To love and be loved… something that sits at the heart of every child. It is only as we grow that the accumulated disappointments, the rejections large and small, teach us to shield our hearts against being hurt again. We all get hurt as we grow… even the happiest childhood will carry the shadows of events, unnoticed and unintended perhaps, that have squeezed the little heart tightly. It may be no more than a ‘Not now’ from a busy parent engaged in something that is not safe for the child… with the best of intentions… but to the small person wanting to show that parent a caterpillar they found, it is a rejection. We all suffer them and learn, brick by brick, how to build a defensive barrier around our emotions.
We are taught that emotions have a time and place too. Some are socially acceptable. We can be calm or happy in public… as long as we are not too happy for other people’s comfort. Tears, however, should be a private affair and we learn to swallow them… hide them… except from those to whom we are close enough to let the mask slide. Romance is only acceptable in youngsters… old people may, perhaps, hold hands in public and draw an ‘awww’ from us… but heaven forbid that they have a proper cuddle or kiss. Even our own children see us as too old for ‘that sort of thing’.

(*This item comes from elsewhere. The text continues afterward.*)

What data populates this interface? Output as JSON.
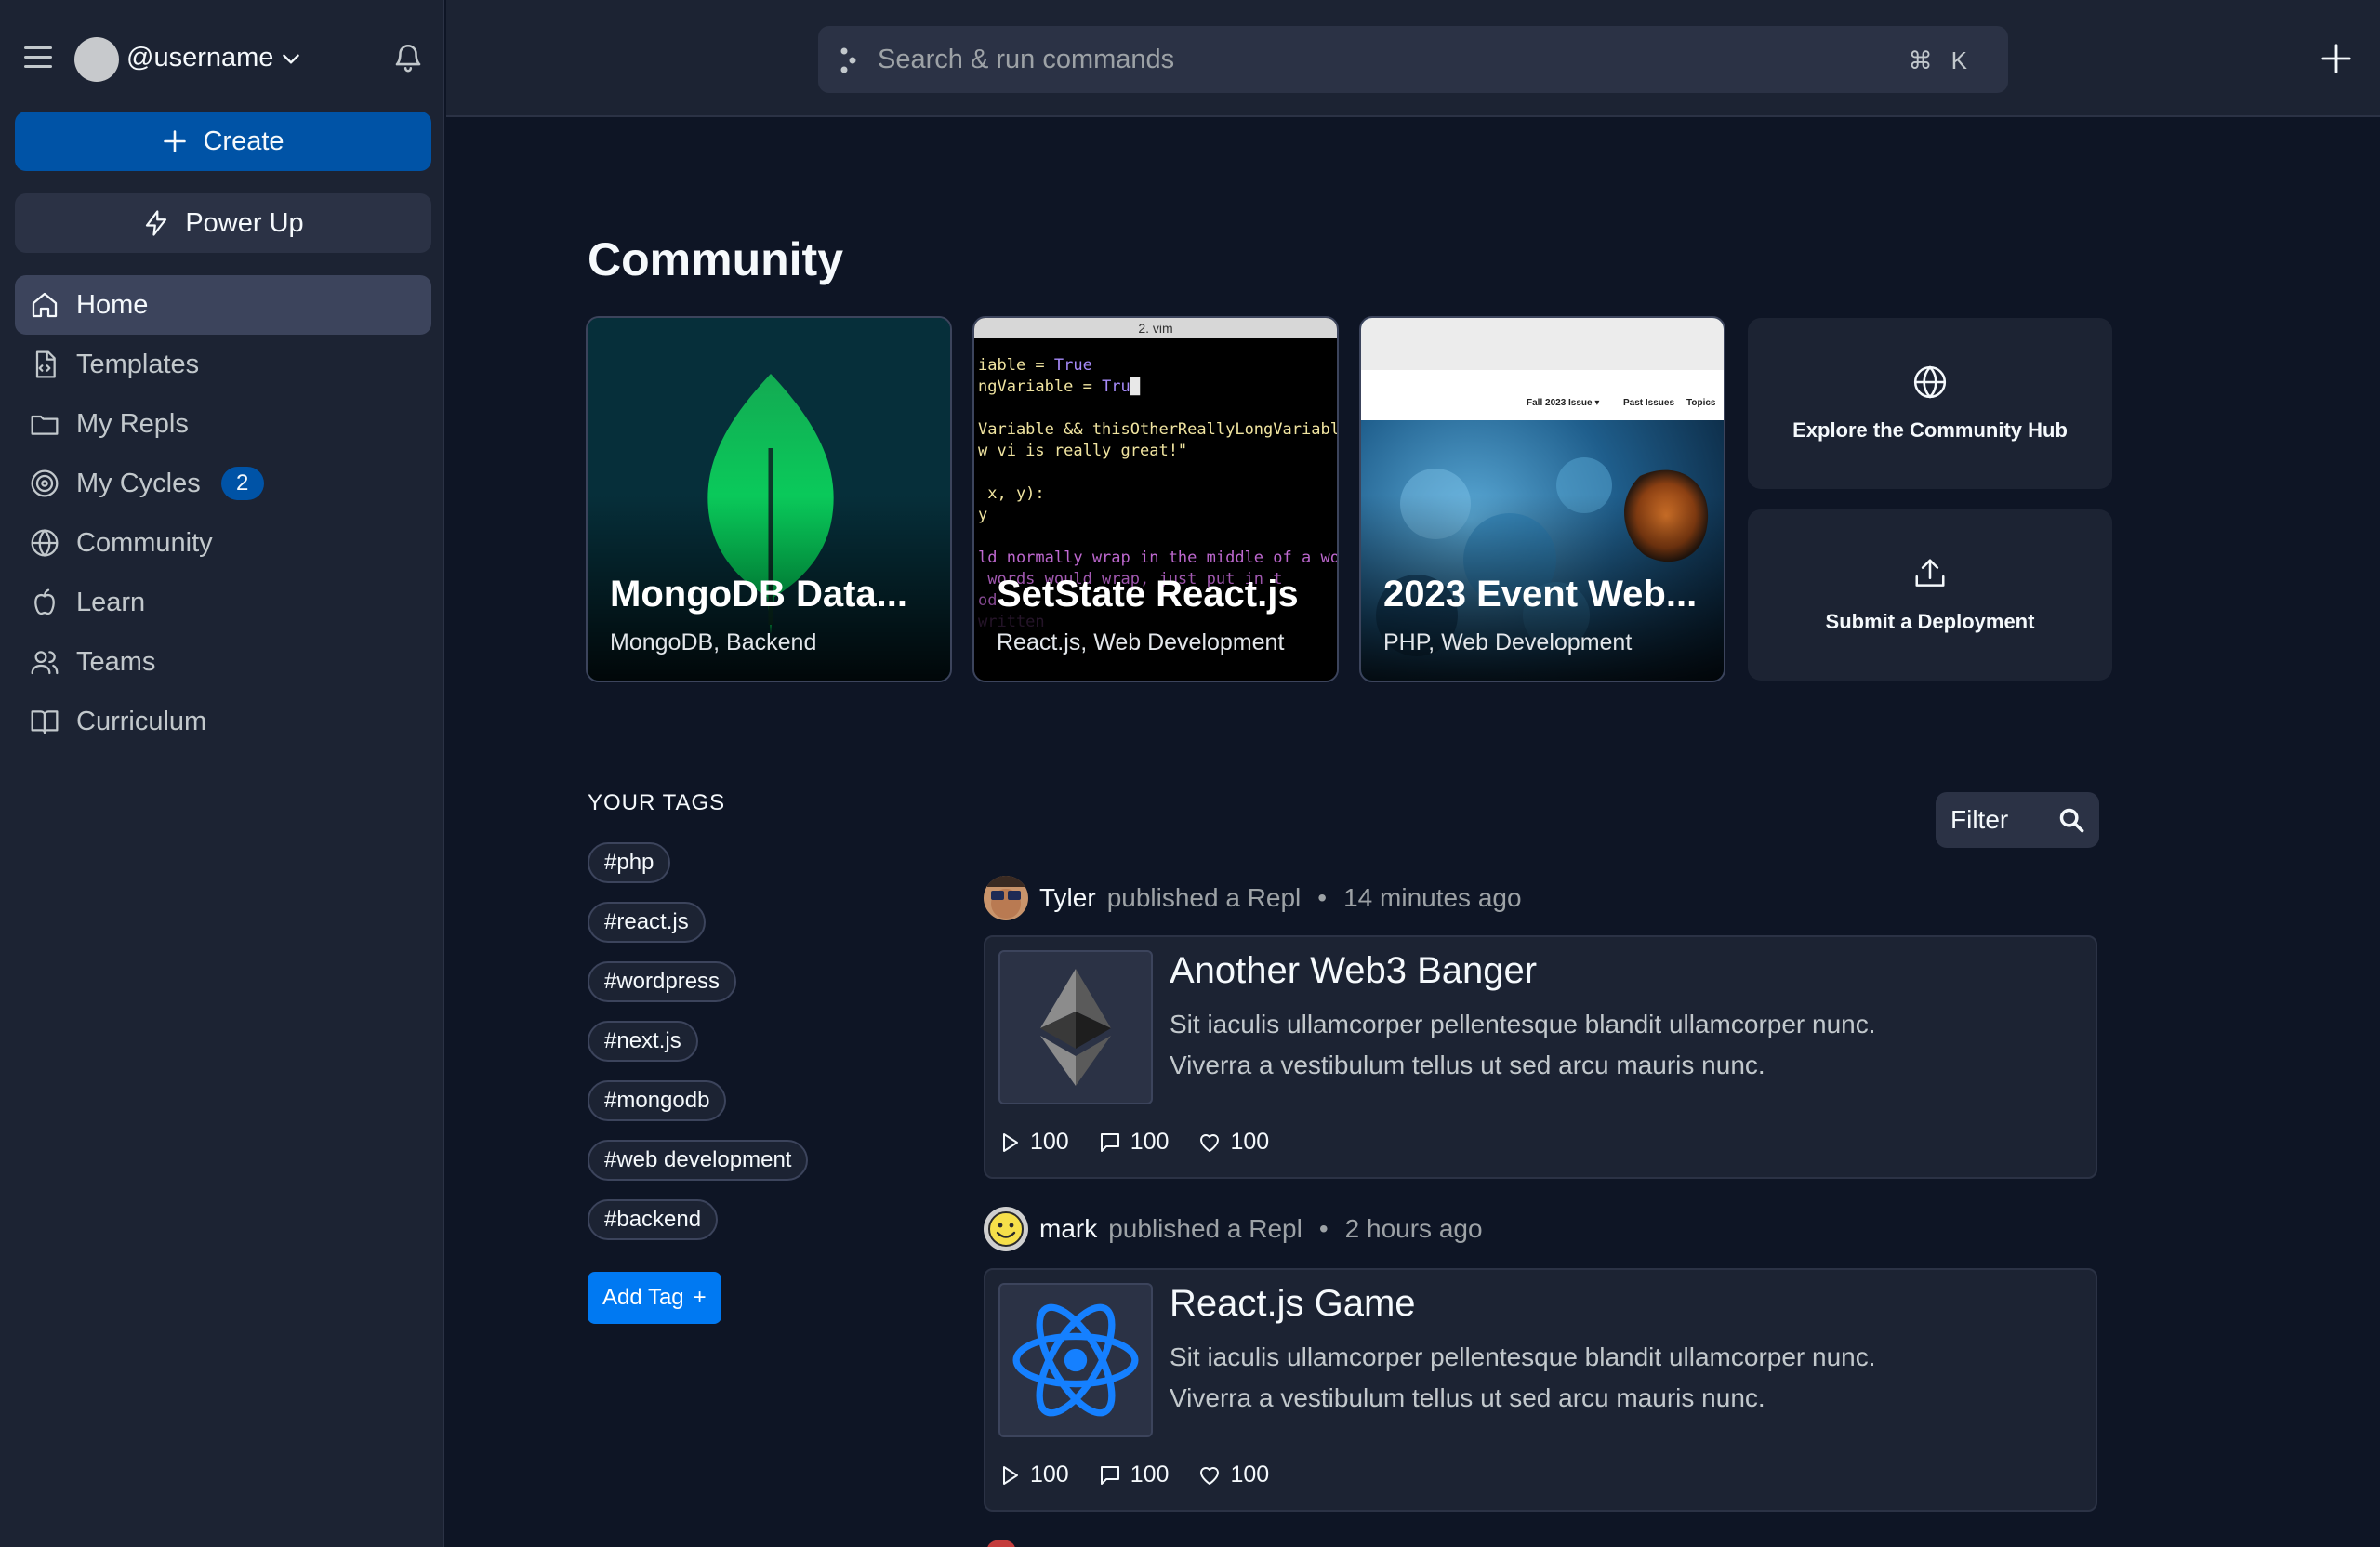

Yet is it wrong to have emotions at any age… or merely to display them? For many that becomes an uncertain balance of suppression and repression. Is it wrong to weep for beauty…or for grief? No more so than to laugh out loud for sheer joy… yet both make many uncomfortable. Of course there is a need for self-control… we cannot be ruled by every emotion, displaying and acting upon them at every turn; the world would be untenable. A certain amount of appropriateness must be learned as we go, though our tendency as a society is to stifle all emotional displays.
For all of us there will come a moment when something starts picking away at the defensive walls we have built around our hearts. Something, or someone, will begin to breach our defences… and then we are faced with a choice. Do we let them in, knowing that we leave ourselves defenceless against possible heartache? Or do we shore up the walls with anything we can find to keep our vulnerability protected?

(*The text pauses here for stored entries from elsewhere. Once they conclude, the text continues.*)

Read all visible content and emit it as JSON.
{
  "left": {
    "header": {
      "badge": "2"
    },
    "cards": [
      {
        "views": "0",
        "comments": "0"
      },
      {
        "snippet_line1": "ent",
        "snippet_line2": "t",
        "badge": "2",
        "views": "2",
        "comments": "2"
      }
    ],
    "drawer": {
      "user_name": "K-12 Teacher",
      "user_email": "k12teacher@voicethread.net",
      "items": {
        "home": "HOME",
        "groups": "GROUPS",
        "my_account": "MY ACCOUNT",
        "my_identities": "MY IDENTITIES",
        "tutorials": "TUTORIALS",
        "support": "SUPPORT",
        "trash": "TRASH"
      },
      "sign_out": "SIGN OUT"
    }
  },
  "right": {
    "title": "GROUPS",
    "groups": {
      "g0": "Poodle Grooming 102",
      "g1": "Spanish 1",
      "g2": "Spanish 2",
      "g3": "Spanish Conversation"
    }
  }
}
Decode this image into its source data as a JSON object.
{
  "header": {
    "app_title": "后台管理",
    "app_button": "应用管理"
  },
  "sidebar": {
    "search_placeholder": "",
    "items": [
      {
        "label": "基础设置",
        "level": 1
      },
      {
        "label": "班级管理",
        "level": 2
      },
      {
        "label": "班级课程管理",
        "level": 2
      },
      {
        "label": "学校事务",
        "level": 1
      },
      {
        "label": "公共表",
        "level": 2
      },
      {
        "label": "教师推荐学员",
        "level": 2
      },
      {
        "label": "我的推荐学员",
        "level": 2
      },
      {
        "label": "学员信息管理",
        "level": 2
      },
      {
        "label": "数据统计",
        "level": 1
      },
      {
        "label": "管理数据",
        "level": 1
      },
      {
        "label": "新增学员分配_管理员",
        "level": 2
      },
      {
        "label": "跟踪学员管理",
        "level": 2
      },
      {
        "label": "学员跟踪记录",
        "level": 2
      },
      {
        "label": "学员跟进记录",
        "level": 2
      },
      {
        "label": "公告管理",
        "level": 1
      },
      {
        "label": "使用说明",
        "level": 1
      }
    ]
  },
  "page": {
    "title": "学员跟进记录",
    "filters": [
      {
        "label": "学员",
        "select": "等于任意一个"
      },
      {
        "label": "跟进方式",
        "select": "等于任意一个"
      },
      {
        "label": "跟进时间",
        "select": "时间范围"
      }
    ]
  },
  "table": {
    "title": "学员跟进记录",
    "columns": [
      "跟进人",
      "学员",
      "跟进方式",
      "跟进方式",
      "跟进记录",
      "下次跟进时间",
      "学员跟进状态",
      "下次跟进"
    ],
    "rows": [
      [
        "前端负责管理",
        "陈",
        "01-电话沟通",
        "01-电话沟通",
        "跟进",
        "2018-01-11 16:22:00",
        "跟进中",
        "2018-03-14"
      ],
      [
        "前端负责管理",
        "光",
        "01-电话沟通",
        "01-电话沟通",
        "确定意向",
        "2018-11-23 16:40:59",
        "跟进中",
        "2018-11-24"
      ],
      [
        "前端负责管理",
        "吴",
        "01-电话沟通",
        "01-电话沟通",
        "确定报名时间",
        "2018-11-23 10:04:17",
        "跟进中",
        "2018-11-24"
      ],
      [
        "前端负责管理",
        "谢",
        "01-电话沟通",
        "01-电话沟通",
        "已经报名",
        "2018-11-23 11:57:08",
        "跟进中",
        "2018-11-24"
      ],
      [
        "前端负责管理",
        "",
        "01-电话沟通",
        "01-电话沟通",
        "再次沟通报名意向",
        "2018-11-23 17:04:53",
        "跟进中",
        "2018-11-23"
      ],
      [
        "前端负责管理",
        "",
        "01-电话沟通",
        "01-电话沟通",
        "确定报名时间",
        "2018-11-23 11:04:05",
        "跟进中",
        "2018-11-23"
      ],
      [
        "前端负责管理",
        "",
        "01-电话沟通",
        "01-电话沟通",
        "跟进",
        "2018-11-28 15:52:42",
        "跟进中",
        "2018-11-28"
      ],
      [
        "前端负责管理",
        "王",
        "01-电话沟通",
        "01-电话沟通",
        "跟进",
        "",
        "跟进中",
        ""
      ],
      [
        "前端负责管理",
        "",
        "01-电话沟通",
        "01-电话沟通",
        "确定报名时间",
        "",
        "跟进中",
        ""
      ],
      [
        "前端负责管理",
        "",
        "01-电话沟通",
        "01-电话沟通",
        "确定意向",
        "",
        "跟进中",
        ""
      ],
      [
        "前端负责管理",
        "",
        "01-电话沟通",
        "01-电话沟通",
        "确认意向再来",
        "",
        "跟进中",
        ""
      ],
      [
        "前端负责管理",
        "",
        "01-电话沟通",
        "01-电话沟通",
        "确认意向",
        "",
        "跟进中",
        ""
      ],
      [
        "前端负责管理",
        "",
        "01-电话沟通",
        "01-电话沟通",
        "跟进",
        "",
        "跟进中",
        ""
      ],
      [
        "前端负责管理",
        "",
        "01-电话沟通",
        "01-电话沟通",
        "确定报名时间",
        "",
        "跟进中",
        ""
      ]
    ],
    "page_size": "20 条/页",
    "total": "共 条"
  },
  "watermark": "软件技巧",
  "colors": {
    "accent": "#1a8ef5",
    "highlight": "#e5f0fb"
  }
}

It isn’t always obvious, even to ourselves, how many ways we can find to strengthen the barricades of the heart. We can throw ourselves into a career, with perfectly legitimate goals, seeking security and the rewards of industry…the ‘things’ that distance us from the emotional depths. We might pursue a dream or a cause with a passion… and that passion is fuelled by the same source that we might lavish on a relationship…if we dared. There is, of course, nothing wrong with the dream, the cause or the career in themselves… on the contrary, we need those people who will focus and become the movers and shakers of society. Where it falls down is the ‘why’. Is the focus due to a pure intent to attain the goal, or is it being used to shield a vulnerability that dare not allow a chink of light into the inner fastness of the barricaded heart?

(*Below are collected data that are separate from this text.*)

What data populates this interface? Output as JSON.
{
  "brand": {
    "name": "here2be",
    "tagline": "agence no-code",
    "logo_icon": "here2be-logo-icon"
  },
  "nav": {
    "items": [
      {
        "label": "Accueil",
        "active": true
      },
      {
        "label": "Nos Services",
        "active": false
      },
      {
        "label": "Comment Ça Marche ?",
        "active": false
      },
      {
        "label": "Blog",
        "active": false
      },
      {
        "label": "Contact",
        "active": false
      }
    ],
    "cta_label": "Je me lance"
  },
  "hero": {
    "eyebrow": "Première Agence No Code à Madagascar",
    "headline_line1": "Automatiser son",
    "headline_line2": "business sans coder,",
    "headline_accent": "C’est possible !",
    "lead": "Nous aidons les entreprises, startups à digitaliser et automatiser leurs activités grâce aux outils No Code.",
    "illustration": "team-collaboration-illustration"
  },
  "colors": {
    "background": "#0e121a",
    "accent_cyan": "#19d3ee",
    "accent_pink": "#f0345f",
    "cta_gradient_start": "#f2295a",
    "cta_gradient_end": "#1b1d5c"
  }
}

“To love at all is to be vulnerable. Love anything and your heart will be wrung and possibly broken. If you want to make sure of keeping it intact you must give it to no one, not even an animal. Wrap it carefully round with hobbies and little luxuries; avoid all entanglements. Lock it up safe in the casket or coffin of your selfishness. But in that casket, safe, dark, motionless, airless, it will change. It will not be broken; it will become unbreakable, impenetrable, irredeemable. To love is to be vulnerable.”
― C.S. Lewis, The Four Loves
On any spiritual path, a path of consciousness, it is through the emotions that we begin to see a wider Love that it is possible to touch. We cannot do so whilst we are immured within the prison of our own fears. We have to live fully, embracing every part of our fragile, beautiful, vulnerable humanity before we can feel what lays both beyond and within us.
When we open ourselves wide to love, we open ourselves to every imaginable heartache as well as every conceivable joy. If we could hook our emotions up to a monitor as easily as we can the heart, for most of us the needle would trace a graph that looks remarkably like a heartbeat as life swings us between the two extremes with periods of quiescence in between. I don’t think that is coincidence… it means we are alive; fully alive, whole and living an emotional journey. That has to be better than flatlining ourselves through fear… don’t you think?